What should I do if I suspect a problem?
Don’t eat the food product you are concerned about. Report the problem to the Food Control Department and provide:
You may take photographs and send it to us if possible.
- your name, address and phone number
- the brand name, food product name and manufacturer
- the size and package type
- package codes and dates
- name and location of the store and the date you purchased it.
Remember to keep the original container or packaging and if relevant, the foreign object (e.g. metal washer that you found in the food).
Refrigerate any uneaten portion of the food.
What should I do if I fall ill?
Food poisoning can be particularly serious in children, the elderly, pregnant women and people who are immuno-compromised (e.g. cancer and AIDS patients).
If you or someone under your care falls ill, it is important to seek early medical attention. Tell your doctor if you think that your illness is related to food you have eaten.
Do not forget to request for a stool culture test because that will help us in identifying the agent that caused the illness.
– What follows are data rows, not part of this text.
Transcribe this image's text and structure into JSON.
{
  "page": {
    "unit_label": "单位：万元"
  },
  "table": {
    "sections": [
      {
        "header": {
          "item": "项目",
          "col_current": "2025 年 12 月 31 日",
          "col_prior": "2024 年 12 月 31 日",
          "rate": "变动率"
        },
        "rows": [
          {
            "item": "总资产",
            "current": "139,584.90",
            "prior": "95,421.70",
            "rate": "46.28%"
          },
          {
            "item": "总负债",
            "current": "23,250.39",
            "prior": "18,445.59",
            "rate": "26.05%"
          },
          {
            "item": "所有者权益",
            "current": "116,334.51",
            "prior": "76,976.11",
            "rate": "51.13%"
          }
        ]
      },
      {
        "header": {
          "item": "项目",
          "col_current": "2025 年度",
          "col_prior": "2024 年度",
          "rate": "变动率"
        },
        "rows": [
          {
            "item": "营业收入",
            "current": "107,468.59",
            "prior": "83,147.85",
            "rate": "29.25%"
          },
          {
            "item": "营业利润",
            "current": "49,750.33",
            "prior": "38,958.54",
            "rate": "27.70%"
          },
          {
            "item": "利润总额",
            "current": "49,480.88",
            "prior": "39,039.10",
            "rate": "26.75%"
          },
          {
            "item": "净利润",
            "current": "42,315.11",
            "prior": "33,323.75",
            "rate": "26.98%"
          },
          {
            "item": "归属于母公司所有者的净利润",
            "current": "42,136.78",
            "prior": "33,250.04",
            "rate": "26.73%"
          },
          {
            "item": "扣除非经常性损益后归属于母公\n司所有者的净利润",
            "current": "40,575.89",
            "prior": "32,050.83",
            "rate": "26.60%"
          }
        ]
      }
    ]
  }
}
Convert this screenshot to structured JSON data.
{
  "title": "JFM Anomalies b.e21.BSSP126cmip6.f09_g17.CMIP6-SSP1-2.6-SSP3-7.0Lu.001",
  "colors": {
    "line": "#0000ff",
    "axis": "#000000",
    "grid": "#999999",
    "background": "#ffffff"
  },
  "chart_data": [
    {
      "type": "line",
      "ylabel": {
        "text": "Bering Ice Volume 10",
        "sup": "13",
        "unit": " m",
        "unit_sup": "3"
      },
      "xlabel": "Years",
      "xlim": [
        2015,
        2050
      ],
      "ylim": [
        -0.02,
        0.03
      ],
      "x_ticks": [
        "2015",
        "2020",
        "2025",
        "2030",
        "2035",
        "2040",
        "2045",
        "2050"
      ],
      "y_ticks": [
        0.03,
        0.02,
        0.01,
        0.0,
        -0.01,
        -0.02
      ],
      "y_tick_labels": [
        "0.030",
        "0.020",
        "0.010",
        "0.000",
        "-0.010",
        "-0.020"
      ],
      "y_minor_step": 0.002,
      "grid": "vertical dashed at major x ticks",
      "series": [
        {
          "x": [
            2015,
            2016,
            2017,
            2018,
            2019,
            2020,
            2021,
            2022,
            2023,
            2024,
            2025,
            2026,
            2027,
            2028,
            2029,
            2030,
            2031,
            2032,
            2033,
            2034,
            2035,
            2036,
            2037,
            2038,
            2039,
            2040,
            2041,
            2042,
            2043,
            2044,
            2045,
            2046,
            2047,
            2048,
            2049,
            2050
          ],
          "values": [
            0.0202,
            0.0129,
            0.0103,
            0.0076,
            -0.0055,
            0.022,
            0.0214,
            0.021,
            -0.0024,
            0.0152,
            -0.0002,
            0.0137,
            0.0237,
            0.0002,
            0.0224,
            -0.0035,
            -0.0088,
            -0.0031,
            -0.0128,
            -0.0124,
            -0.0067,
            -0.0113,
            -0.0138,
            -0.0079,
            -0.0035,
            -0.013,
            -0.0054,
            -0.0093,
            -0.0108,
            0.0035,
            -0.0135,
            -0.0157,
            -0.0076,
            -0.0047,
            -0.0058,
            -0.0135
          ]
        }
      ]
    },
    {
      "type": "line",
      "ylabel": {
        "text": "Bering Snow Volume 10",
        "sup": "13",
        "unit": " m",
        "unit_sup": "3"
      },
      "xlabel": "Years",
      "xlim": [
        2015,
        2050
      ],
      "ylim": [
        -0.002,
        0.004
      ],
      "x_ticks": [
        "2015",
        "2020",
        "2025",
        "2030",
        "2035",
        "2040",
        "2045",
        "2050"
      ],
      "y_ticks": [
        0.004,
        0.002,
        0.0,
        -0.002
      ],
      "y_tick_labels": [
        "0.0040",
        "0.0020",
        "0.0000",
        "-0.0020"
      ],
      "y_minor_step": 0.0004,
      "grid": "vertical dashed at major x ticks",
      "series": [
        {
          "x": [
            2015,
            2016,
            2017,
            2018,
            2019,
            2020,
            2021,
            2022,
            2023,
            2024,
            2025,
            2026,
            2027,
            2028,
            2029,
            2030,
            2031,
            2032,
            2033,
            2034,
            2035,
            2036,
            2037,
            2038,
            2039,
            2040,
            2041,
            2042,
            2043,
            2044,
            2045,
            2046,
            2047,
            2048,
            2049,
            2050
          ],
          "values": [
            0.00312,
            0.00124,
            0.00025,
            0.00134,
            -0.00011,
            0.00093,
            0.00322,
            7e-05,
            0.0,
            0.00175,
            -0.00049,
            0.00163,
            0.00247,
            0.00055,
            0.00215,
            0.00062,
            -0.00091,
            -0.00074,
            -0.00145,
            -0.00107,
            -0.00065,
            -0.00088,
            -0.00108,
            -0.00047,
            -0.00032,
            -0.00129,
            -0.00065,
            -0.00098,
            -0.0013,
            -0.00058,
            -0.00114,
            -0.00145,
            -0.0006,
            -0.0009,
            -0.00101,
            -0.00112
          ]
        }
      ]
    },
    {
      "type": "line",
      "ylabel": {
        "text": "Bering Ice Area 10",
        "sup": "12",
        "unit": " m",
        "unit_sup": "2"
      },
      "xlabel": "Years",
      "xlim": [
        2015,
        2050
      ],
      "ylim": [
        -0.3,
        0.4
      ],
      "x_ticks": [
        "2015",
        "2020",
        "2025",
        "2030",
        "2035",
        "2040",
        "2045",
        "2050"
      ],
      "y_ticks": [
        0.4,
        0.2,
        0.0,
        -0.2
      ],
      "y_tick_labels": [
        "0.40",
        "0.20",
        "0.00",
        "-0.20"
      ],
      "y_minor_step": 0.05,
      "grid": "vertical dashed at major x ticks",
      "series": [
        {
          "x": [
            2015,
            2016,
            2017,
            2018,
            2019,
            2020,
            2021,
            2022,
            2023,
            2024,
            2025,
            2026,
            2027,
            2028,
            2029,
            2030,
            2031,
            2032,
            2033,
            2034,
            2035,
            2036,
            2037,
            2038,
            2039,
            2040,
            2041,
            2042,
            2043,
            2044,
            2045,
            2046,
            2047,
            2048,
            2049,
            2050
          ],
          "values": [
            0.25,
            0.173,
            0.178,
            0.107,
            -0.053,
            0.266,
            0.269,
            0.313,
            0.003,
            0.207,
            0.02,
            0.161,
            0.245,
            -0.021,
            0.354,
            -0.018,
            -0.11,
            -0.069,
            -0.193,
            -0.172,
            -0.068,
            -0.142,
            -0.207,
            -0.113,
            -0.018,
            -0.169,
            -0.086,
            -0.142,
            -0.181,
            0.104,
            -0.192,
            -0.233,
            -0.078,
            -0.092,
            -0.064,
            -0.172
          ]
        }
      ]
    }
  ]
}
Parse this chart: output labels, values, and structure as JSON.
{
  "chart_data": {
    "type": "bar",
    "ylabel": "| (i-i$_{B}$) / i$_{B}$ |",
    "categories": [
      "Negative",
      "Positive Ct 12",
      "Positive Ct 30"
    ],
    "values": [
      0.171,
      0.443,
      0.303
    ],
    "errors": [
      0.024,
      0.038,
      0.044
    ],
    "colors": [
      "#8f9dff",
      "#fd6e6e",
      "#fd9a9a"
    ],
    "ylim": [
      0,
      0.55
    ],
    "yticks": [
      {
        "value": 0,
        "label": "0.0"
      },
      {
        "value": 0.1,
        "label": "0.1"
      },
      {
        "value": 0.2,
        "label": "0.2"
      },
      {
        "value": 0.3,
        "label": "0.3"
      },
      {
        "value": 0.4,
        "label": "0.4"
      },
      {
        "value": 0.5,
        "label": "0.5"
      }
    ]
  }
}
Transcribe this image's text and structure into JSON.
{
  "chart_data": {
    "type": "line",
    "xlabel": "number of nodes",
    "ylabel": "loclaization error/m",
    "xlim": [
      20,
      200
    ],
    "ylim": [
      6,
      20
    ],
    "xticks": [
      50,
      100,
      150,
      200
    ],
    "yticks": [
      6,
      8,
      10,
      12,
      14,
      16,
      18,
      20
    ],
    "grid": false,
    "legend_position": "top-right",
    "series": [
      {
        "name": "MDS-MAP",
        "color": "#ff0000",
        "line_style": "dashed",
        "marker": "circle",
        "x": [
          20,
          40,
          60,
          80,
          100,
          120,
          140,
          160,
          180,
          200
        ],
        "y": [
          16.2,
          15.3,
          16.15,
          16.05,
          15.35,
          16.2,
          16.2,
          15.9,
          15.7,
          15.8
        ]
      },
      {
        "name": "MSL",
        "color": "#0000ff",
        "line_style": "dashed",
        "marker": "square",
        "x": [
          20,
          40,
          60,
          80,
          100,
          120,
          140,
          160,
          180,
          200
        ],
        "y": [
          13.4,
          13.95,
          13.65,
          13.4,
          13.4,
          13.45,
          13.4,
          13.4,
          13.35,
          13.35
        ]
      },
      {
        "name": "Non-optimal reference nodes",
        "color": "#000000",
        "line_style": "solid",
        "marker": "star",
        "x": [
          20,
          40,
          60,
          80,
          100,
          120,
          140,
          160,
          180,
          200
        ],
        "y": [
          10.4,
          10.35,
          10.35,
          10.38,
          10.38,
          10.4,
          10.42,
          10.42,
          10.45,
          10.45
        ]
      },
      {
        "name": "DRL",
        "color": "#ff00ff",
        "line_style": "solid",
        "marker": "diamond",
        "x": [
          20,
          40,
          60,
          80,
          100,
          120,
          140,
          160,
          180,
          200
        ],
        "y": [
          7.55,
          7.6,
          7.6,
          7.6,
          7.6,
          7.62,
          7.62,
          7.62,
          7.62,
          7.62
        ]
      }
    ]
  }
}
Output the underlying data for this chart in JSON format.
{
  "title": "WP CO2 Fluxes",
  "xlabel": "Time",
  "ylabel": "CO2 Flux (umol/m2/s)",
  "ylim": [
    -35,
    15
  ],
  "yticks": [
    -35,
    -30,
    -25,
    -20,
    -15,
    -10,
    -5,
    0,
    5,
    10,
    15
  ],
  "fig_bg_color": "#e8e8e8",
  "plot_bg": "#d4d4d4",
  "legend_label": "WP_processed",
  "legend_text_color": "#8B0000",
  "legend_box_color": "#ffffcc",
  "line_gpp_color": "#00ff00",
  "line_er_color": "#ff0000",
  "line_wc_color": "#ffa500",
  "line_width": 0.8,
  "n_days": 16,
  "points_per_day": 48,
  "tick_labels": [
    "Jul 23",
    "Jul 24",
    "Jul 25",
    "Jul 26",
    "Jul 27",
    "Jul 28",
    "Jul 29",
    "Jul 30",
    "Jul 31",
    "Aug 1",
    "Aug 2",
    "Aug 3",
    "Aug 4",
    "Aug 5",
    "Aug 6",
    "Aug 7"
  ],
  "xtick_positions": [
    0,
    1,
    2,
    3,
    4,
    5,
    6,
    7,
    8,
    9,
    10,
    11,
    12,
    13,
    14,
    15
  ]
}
This is important for further investigation and source identification.
Remember that many food poisoning bugs take a while to take effect. Often the last meal may not be the culprit, as food poisoning symptoms in most cases appear after many hours and sometimes days in the case of infections.
The Food Control Department will ask you the meal history for at least five days preceding the onset of illness in the case of foodborne infections.